|
THE COMPANY in charge of the car park in Ninewells Hospital, Dundee, is refusing to disclose how much money it has made from the site.
Last week, health chiefs in Grampian revealed visitors and staff paid nearly £3.5 million for parking at Aberdeen Royal Infirmary over the last three years.
It costs £500,000 a year to run the car park, leaving NHS Grampian with a clear profit of £2m over the three-year period.
Parts of the ARI car park are managed by Vinci Park, the same company that is in charge of Ninewells car park.

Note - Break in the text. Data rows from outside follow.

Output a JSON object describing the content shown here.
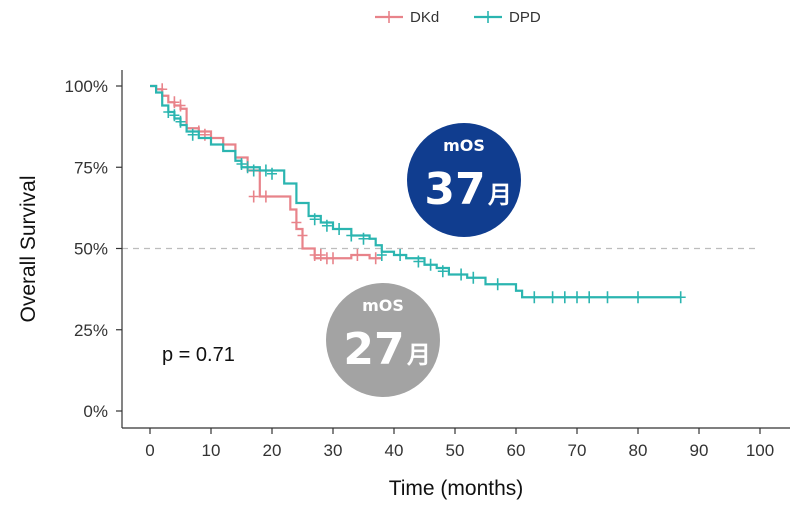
{
  "chart_data": {
    "type": "line",
    "subtype": "kaplan-meier",
    "xlabel": "Time (months)",
    "ylabel": "Overall Survival",
    "xlim": [
      0,
      100
    ],
    "ylim": [
      0,
      1
    ],
    "x_ticks": [
      0,
      10,
      20,
      30,
      40,
      50,
      60,
      70,
      80,
      90,
      100
    ],
    "y_ticks": [
      {
        "value": 0,
        "label": "0%"
      },
      {
        "value": 0.25,
        "label": "25%"
      },
      {
        "value": 0.5,
        "label": "50%"
      },
      {
        "value": 0.75,
        "label": "75%"
      },
      {
        "value": 1.0,
        "label": "100%"
      }
    ],
    "reference_line": {
      "y": 0.5,
      "style": "dashed",
      "color": "#bdbdbd"
    },
    "legend": {
      "placement": "top-center",
      "entries": [
        "DKd",
        "DPD"
      ]
    },
    "annotation": "p = 0.71",
    "series": [
      {
        "name": "DKd",
        "color": "#e8838a",
        "steps": [
          [
            0,
            1.0
          ],
          [
            1,
            0.99
          ],
          [
            2,
            0.97
          ],
          [
            3,
            0.95
          ],
          [
            4,
            0.94
          ],
          [
            5,
            0.93
          ],
          [
            6,
            0.87
          ],
          [
            8,
            0.86
          ],
          [
            10,
            0.84
          ],
          [
            12,
            0.82
          ],
          [
            14,
            0.78
          ],
          [
            16,
            0.74
          ],
          [
            18,
            0.66
          ],
          [
            20,
            0.66
          ],
          [
            22,
            0.66
          ],
          [
            23,
            0.62
          ],
          [
            24,
            0.56
          ],
          [
            25,
            0.5
          ],
          [
            27,
            0.47
          ],
          [
            30,
            0.47
          ],
          [
            33,
            0.48
          ],
          [
            36,
            0.47
          ],
          [
            38,
            0.47
          ]
        ],
        "censored": [
          [
            2,
            0.99
          ],
          [
            4,
            0.95
          ],
          [
            5,
            0.94
          ],
          [
            8,
            0.86
          ],
          [
            9,
            0.85
          ],
          [
            12,
            0.82
          ],
          [
            17,
            0.66
          ],
          [
            19,
            0.66
          ],
          [
            24,
            0.58
          ],
          [
            25,
            0.54
          ],
          [
            27,
            0.48
          ],
          [
            28,
            0.48
          ],
          [
            29,
            0.47
          ],
          [
            30,
            0.47
          ],
          [
            34,
            0.48
          ],
          [
            37,
            0.47
          ]
        ]
      },
      {
        "name": "DPD",
        "color": "#2bb5b0",
        "steps": [
          [
            0,
            1.0
          ],
          [
            1,
            0.98
          ],
          [
            2,
            0.94
          ],
          [
            3,
            0.92
          ],
          [
            4,
            0.9
          ],
          [
            5,
            0.88
          ],
          [
            6,
            0.86
          ],
          [
            8,
            0.84
          ],
          [
            10,
            0.82
          ],
          [
            12,
            0.8
          ],
          [
            14,
            0.77
          ],
          [
            15,
            0.75
          ],
          [
            18,
            0.74
          ],
          [
            20,
            0.74
          ],
          [
            22,
            0.7
          ],
          [
            24,
            0.64
          ],
          [
            26,
            0.6
          ],
          [
            28,
            0.58
          ],
          [
            30,
            0.56
          ],
          [
            33,
            0.54
          ],
          [
            36,
            0.53
          ],
          [
            37,
            0.51
          ],
          [
            38,
            0.49
          ],
          [
            40,
            0.48
          ],
          [
            42,
            0.47
          ],
          [
            45,
            0.45
          ],
          [
            47,
            0.44
          ],
          [
            49,
            0.42
          ],
          [
            52,
            0.41
          ],
          [
            55,
            0.39
          ],
          [
            60,
            0.37
          ],
          [
            61,
            0.35
          ],
          [
            70,
            0.35
          ],
          [
            80,
            0.35
          ],
          [
            87,
            0.35
          ]
        ],
        "censored": [
          [
            3,
            0.92
          ],
          [
            4,
            0.91
          ],
          [
            5,
            0.89
          ],
          [
            7,
            0.85
          ],
          [
            15,
            0.76
          ],
          [
            16,
            0.75
          ],
          [
            17,
            0.74
          ],
          [
            19,
            0.74
          ],
          [
            20,
            0.73
          ],
          [
            27,
            0.59
          ],
          [
            29,
            0.57
          ],
          [
            31,
            0.56
          ],
          [
            33,
            0.54
          ],
          [
            35,
            0.53
          ],
          [
            38,
            0.48
          ],
          [
            41,
            0.48
          ],
          [
            44,
            0.46
          ],
          [
            46,
            0.45
          ],
          [
            48,
            0.43
          ],
          [
            51,
            0.42
          ],
          [
            53,
            0.41
          ],
          [
            57,
            0.39
          ],
          [
            63,
            0.35
          ],
          [
            66,
            0.35
          ],
          [
            68,
            0.35
          ],
          [
            70,
            0.35
          ],
          [
            72,
            0.35
          ],
          [
            75,
            0.35
          ],
          [
            80,
            0.35
          ],
          [
            87,
            0.35
          ]
        ]
      }
    ]
  },
  "badges": [
    {
      "id": "dpd",
      "label": "mOS",
      "value": "37",
      "unit": "月",
      "color": "#103d8f"
    },
    {
      "id": "dkd",
      "label": "mOS",
      "value": "27",
      "unit": "月",
      "color": "#a3a3a3"
    }
  ]
}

However, unlike in Aberdeen, any profits from the Ninewells car park go to Vinci Park, not the NHS.
It was nearly 10 years ago that NHS Tayside was forced to mortgage away its own car park to ease congestion problems.

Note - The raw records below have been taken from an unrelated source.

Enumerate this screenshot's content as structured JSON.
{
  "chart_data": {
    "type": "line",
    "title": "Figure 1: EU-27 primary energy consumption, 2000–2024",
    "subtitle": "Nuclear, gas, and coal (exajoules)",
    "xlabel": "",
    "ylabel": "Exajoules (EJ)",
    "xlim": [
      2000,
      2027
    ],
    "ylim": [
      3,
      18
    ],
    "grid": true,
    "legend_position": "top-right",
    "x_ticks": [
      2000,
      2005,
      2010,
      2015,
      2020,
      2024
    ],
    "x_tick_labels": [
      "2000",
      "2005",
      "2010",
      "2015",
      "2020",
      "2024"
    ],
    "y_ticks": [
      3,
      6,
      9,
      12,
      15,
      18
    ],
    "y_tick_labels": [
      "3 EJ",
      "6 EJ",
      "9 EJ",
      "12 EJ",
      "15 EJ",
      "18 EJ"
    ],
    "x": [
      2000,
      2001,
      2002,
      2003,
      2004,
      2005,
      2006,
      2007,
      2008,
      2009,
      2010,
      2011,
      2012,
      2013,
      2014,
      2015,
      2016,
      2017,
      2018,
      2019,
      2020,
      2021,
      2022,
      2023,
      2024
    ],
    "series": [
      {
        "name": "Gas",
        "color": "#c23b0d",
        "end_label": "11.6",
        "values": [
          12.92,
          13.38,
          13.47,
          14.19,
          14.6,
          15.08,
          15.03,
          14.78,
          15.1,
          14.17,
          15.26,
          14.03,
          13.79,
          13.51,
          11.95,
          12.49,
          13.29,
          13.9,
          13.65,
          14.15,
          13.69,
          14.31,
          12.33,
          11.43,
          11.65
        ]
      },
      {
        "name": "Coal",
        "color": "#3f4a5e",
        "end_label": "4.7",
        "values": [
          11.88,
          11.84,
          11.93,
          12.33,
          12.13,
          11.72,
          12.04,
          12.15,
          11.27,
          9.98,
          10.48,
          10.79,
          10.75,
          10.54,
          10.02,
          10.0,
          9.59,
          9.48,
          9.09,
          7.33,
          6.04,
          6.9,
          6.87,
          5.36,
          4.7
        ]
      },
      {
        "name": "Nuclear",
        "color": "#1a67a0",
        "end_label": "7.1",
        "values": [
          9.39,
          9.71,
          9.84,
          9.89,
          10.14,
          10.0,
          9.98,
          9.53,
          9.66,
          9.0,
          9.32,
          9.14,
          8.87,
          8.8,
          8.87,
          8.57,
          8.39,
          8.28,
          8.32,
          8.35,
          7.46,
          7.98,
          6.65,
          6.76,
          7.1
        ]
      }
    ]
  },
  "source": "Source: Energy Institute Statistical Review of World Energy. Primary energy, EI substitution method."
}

This means that NHS Tayside does not know how much has been spent on parking at the hospital since 1998, or how much of that represents clear profit for operator Vinci Park.
When the NHS ran the car park it did so on a non-profit basis.
The closure of Dundee Royal Infirmary and transfer of services from Kings Cross meant a new multi-storey car park had to be built at the hospital.
This was financed through a public finance initiative—where private companies build public buildings and lease them back to the public period over a set period.
“Prior to the private contract we didn’t have any profit,” said Ninewells site manager Brian Main. “The charges we had were only to recover the cost.”
“At the time the new car park was built the government preferred PFI, and that’s why the multi-storey was built that way.”
Mr Main said he was “gobsmacked” when he heard nearly £3.5m had been spent on parking at Aberdeen Royal Infirmary over the past three years.
PFI projects allow cash-strapped public bodies to construct new buildings without having to pay millions of pounds up front.
However, their repayments—over decades not years—will eventually add up to far more than the original cost of construction.
Italian firm Impregilo Parking Ltd, a subsidiary of Fiat, put up the £3.5m to build the new car park in return for the right to run Ninewells car park as its own business for 30 years.
It immediately raised the price of parking.
Spaces that had been free suddenly cost drivers 50p, while spaces that had a 60p charge rose to £1.
Future price increases were pegged to inflation, but the company soon began introducing further increases—due, it said, to “heavy rates” imposed on the new multi-storey car park.
In 2002 Vinci Park took control of the lease after paying £6.8 million to Impregilo for the Ninewells site and another in Cardiff.
Standard parking at Ninewells costs patients and visitors £1.60 if they leave within four hours, but in some cases charges can rise as high as £10 for an extended stay.
There are still more than 20 years before Vinci Park’s lease on the car park at Ninewells runs out.
A spokeswoman for Vinci said it would not disclose how much had been spent on parking since it took over the Ninewells car park or how much profit it had made from the site.